Twilight and dusk were favored times of day for the Tonalists, as were more atmospheric conditions of fog, mist, and rain.

They painted dimly lit woods and rural settings, and finished them with a layer of toned varnish. Critics derisively referred to them as the “baked apple school” or “brown gravy school” for their use of dark, more somber palettes, but the Tonalist artists sought to create complex images steeped in nostalgia that would look perfectly at home in a collection of Old Masters.


  • The Tonalist catches the laughter of shimmering light, and transmutes it into pictorial joy; he speaks admirably the old mother-tongue of cloud, tree, pool, and stone; he interprets the spring; he is summer’s scribe, page to the majesty of autumn, and priest to the whole round year. With a simple palette, and as if by magic, he expresses breadth, teasing transparency, mysterious distances, the illusion of luminosity—in a word, the drama of air, light, and colour.

    — Colony Founder Henry Ward Ranger, 1914


With Henry Ward Ranger as their leader, these pioneers of the Lyme Art Colony were fixed on establishing an American version of the French Barbizon group of painters.

Working in the French countryside in an area known as Barbizon, near the Forest of Fountainbleau (south of Paris and reachable by train in an hour’s time), a group of landscape painters sought to capture the unspoiled countryside and rural traditions before they were eclipsed by modernity.

Jules Turcas (1854-1917) Potato Harvest, n.d. Oil on wood panel. Gift of Mrs. Dorothy Tarrant in Memory of Her Husband

French artists such as Theodore Rousseau, Constant Troyon, Charles-Francois Daubigny, Jean-Francois Millet and Camille Corot were associated with this group.
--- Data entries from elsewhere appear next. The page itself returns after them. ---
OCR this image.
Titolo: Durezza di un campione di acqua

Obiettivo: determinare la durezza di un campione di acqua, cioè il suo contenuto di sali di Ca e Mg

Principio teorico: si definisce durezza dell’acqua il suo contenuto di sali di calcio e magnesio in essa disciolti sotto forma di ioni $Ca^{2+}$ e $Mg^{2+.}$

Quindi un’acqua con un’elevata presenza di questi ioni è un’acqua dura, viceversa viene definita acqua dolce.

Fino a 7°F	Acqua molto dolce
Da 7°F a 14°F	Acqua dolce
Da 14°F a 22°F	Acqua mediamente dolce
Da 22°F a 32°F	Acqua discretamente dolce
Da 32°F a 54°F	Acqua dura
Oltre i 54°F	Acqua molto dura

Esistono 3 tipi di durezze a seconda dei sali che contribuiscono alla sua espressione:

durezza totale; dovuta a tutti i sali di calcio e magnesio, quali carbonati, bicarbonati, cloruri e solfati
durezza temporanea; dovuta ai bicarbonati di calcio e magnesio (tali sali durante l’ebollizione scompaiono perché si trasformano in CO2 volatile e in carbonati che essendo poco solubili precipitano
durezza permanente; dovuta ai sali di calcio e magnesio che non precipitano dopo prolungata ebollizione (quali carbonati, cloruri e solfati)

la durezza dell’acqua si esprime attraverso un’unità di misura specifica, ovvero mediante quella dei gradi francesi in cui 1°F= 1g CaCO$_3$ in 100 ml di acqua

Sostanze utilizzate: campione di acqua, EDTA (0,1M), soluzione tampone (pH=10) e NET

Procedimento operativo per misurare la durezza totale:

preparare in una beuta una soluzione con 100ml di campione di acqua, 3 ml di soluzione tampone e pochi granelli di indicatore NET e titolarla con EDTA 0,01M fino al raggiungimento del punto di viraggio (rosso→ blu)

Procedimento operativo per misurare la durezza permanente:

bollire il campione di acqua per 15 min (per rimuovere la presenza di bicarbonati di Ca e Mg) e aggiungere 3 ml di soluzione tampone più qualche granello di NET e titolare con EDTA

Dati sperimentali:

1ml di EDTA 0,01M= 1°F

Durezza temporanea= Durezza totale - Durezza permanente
Choosing the woods and farmlands of Connecticut rather than France, these American artists would paint similar scenes they found in and around Old Lyme. Like the French artists, they sought to capture the old-fashioned qualities of the region, the quiet forest interiors and time-worn small farms, using earthy tones of browns, golds and muted greens. In the beginning, the colony was considered the American Barbizon.

Matilda Browne (1869-1947), Cornfield Point, ca. 1910. Oil on canvas. Gift of Ms. Helen Krieble in Honor of the Centennial

  • I feel that my little bit of New England, which I know and love so well, is reeking with poetic suggestion…. Our farms which were thoroughly tilled for a century or more have, for the past hundred years, been slipping back into picturesque neglect . . . [and] in New England, the country lanes are full of brush and grass and flowering weeds, with the little-used wagon truck zigzagging between tumbled-down stone walls and rickety rail fences.